The 29th Session of the Standing Committee on Copyright and Related Rights at the World Intellectual Property Organization is currently underway. On the agenda, inter alia, will be discussions on Limitations and Exceptions to Libraries, Archives and Educational, Teaching and Research Institutions. Against the backdrop of the success with the Marrakesh Treaty, the trajectory looks set for these further exceptions and limitations to succeed.
The African Group Proposal, which provided the premise to these limitations and exceptions, emphasises the role played by educational institutions, libraries and archives in the dissemination, promotion and preservation of the cultural and scientific heritage. The tone in this proposal acknowledges literary and artistic works as cultural goods and highlights the right to education and access to information on the continent as crucial and how copyright laws could be used to address that.
However, the African Union has a Charter on African Cultural Renaissance, which countries to the African Proposal have signed and it too emphasises the importance of creativity and promotion of cultural goods on the continent. Article 22 of this Charter deals with assistance to artistic creation and expression, it espouses an enabling environment in order to foster creativity. Within this context it provides for ratifying conventions that promote artistic creation, tax exemptions for cultural goods and services, as well as appropriate measures to protect intellectual property rights of these cultural goods as a means to achieve this.

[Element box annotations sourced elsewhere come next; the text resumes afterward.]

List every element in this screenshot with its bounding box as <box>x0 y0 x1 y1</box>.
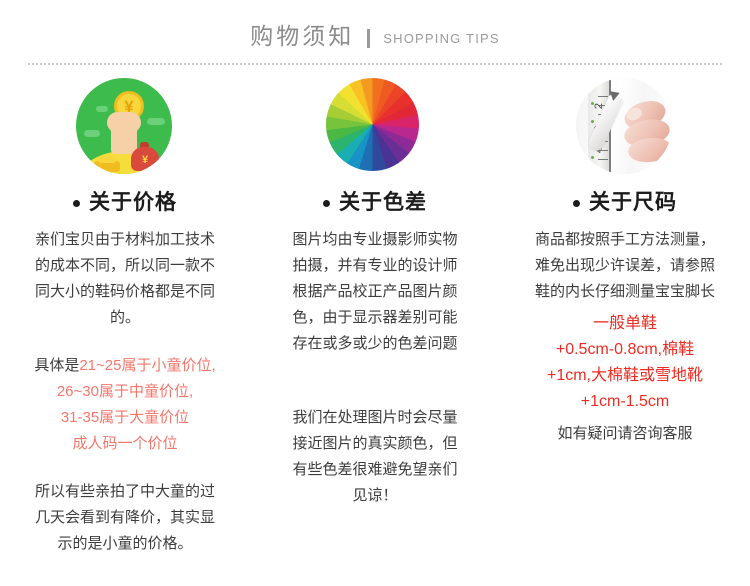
text-line-accent: 26~30属于中童价位, <box>19 379 231 405</box>
text-line-accent: +1cm,大棉鞋或雪地靴 <box>518 363 732 389</box>
ruler-measure-icon: 2 3 4 <box>576 78 674 176</box>
text-line: 同大小的鞋码价格都是不同 <box>19 279 231 305</box>
text-line: 几天会看到有降价，其实显 <box>19 505 231 531</box>
bullet-icon <box>323 200 330 207</box>
text-line-accent: 21~25属于小童价位, <box>79 357 215 374</box>
text-line-accent: 一般单鞋 <box>518 311 732 337</box>
paragraph: 我们在处理图片时会尽量 接近图片的真实颜色，但 有些色差很难避免望亲们 见谅！ <box>275 405 475 509</box>
bullet-icon <box>73 200 80 207</box>
page-title-cn: 购物须知 <box>250 25 354 48</box>
section-heading-price: 关于价格 <box>73 192 177 213</box>
title-separator <box>367 29 370 48</box>
paragraph: 图片均由专业摄影师实物 拍摄，并有专业的设计师 根据产品校正产品图片颜 色，由于… <box>275 227 475 357</box>
price-coin-icon: ¥ ¥ <box>76 78 174 176</box>
text-line: 存在或多或少的色差问题 <box>275 331 475 357</box>
paragraph: 亲们宝贝由于材料加工技术 的成本不同，所以同一款不 同大小的鞋码价格都是不同 的… <box>19 227 231 331</box>
text-line: 的。 <box>19 305 231 331</box>
text-line: 的成本不同，所以同一款不 <box>19 253 231 279</box>
page-header: 购物须知 SHOPPING TIPS <box>0 0 750 58</box>
paragraph: 如有疑问请咨询客服 <box>518 421 732 447</box>
paragraph: 所以有些亲拍了中大童的过 几天会看到有降价，其实显 示的是小童的价格。 <box>19 479 231 557</box>
money-bag-icon: ¥ <box>131 147 159 171</box>
section-title: 关于色差 <box>339 192 427 213</box>
section-heading-size: 关于尺码 <box>573 192 677 213</box>
section-body-color: 图片均由专业摄影师实物 拍摄，并有专业的设计师 根据产品校正产品图片颜 色，由于… <box>275 227 475 509</box>
section-heading-color: 关于色差 <box>323 192 427 213</box>
text-line-accent: 成人码一个价位 <box>19 431 231 457</box>
text-line: 示的是小童的价格。 <box>19 531 231 557</box>
page-title-en: SHOPPING TIPS <box>383 32 500 45</box>
text-line: 根据产品校正产品图片颜 <box>275 279 475 305</box>
tip-section-size: 2 3 4 关于尺码 商品都按照手工方法测量， 难免出现少许误差，请参照 鞋的内… <box>500 78 750 557</box>
tips-columns: ¥ ¥ 关于价格 亲们宝贝由于材料加工技术 的成本不同，所以同一款不 同大小的鞋… <box>0 78 750 557</box>
text-line: 所以有些亲拍了中大童的过 <box>19 479 231 505</box>
text-line: 见谅！ <box>275 483 475 509</box>
section-body-size: 商品都按照手工方法测量， 难免出现少许误差，请参照 鞋的内长仔细测量宝宝脚长 一… <box>518 227 732 447</box>
text-line: 商品都按照手工方法测量， <box>518 227 732 253</box>
text-line: 我们在处理图片时会尽量 <box>275 405 475 431</box>
tip-section-color: 关于色差 图片均由专业摄影师实物 拍摄，并有专业的设计师 根据产品校正产品图片颜… <box>250 78 500 557</box>
text-line: 鞋的内长仔细测量宝宝脚长 <box>518 279 732 305</box>
section-body-price: 亲们宝贝由于材料加工技术 的成本不同，所以同一款不 同大小的鞋码价格都是不同 的… <box>19 227 231 557</box>
text-line-accent: 31-35属于大童价位 <box>19 405 231 431</box>
text-line: 拍摄，并有专业的设计师 <box>275 253 475 279</box>
tip-section-price: ¥ ¥ 关于价格 亲们宝贝由于材料加工技术 的成本不同，所以同一款不 同大小的鞋… <box>0 78 250 557</box>
text-line: 图片均由专业摄影师实物 <box>275 227 475 253</box>
text-line-accent: +0.5cm-0.8cm,棉鞋 <box>518 337 732 363</box>
section-title: 关于价格 <box>89 192 177 213</box>
section-title: 关于尺码 <box>589 192 677 213</box>
bullet-icon <box>573 200 580 207</box>
text-prefix: 具体是 <box>34 357 79 374</box>
color-wheel-icon <box>326 78 424 176</box>
paragraph-measure-allowance: 一般单鞋 +0.5cm-0.8cm,棉鞋 +1cm,大棉鞋或雪地靴 +1cm-1… <box>518 311 732 415</box>
paragraph-sizes: 具体是21~25属于小童价位, 26~30属于中童价位, 31-35属于大童价位… <box>19 353 231 457</box>
text-line: 色，由于显示器差别可能 <box>275 305 475 331</box>
header-divider <box>28 63 722 65</box>
paragraph: 商品都按照手工方法测量， 难免出现少许误差，请参照 鞋的内长仔细测量宝宝脚长 <box>518 227 732 305</box>
text-line: 有些色差很难避免望亲们 <box>275 457 475 483</box>
text-line: 亲们宝贝由于材料加工技术 <box>19 227 231 253</box>
text-line: 接近图片的真实颜色，但 <box>275 431 475 457</box>
text-line-accent: +1cm-1.5cm <box>518 389 732 415</box>
text-line: 难免出现少许误差，请参照 <box>518 253 732 279</box>
text-line: 如有疑问请咨询客服 <box>518 421 732 447</box>
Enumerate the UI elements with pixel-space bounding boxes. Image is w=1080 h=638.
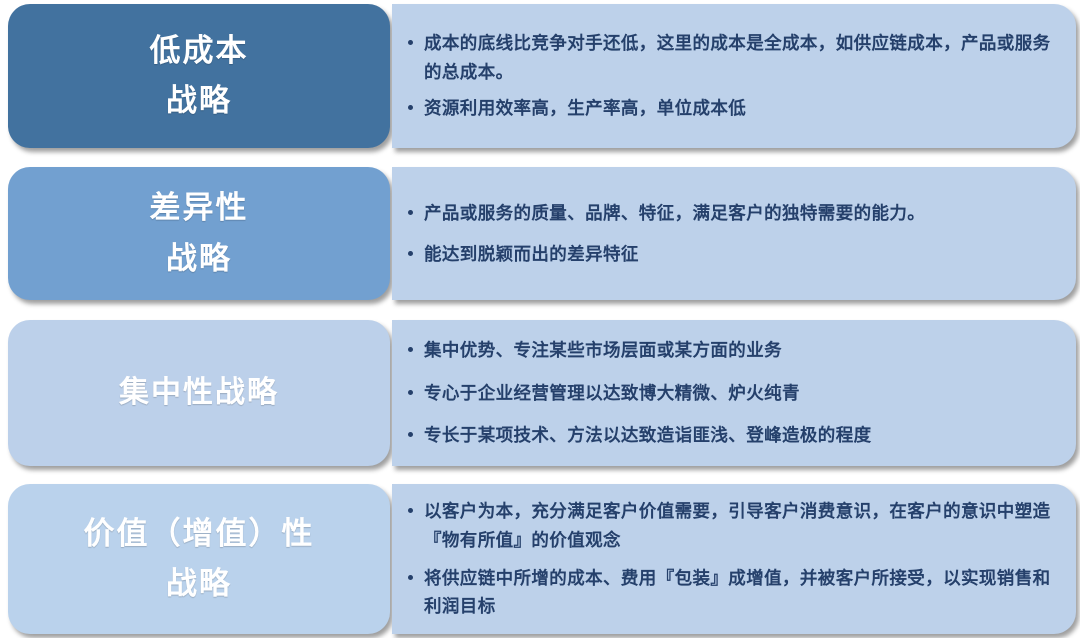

This highlights an interesting correlation between the importance of promoting the dissemination of cultural goods and the need to re-incentivise the sector where creators of these goods are based in order for them to produce more works.

This Charter should be read alongside the African Proposal because it upholds the need to incentivise the creators of works and provides possible measures to be implemented. In Article 21 it talks about promoting the establishment of publishing and distribution houses with a particular emphasis on African languages publishing. This is key because if cultural goods such as African indigenous languages are to be successfully promoted and disseminated, the investment in the relevant sectors is crucial.
Therefore, the discussions during this session would need to delicately consider the nature of the limitations and exceptions contemplated by the African Proposal, whilst mindful of the current economic contribution of the arts and culture sectors in light of what the African Charter has to contribute to this discussion.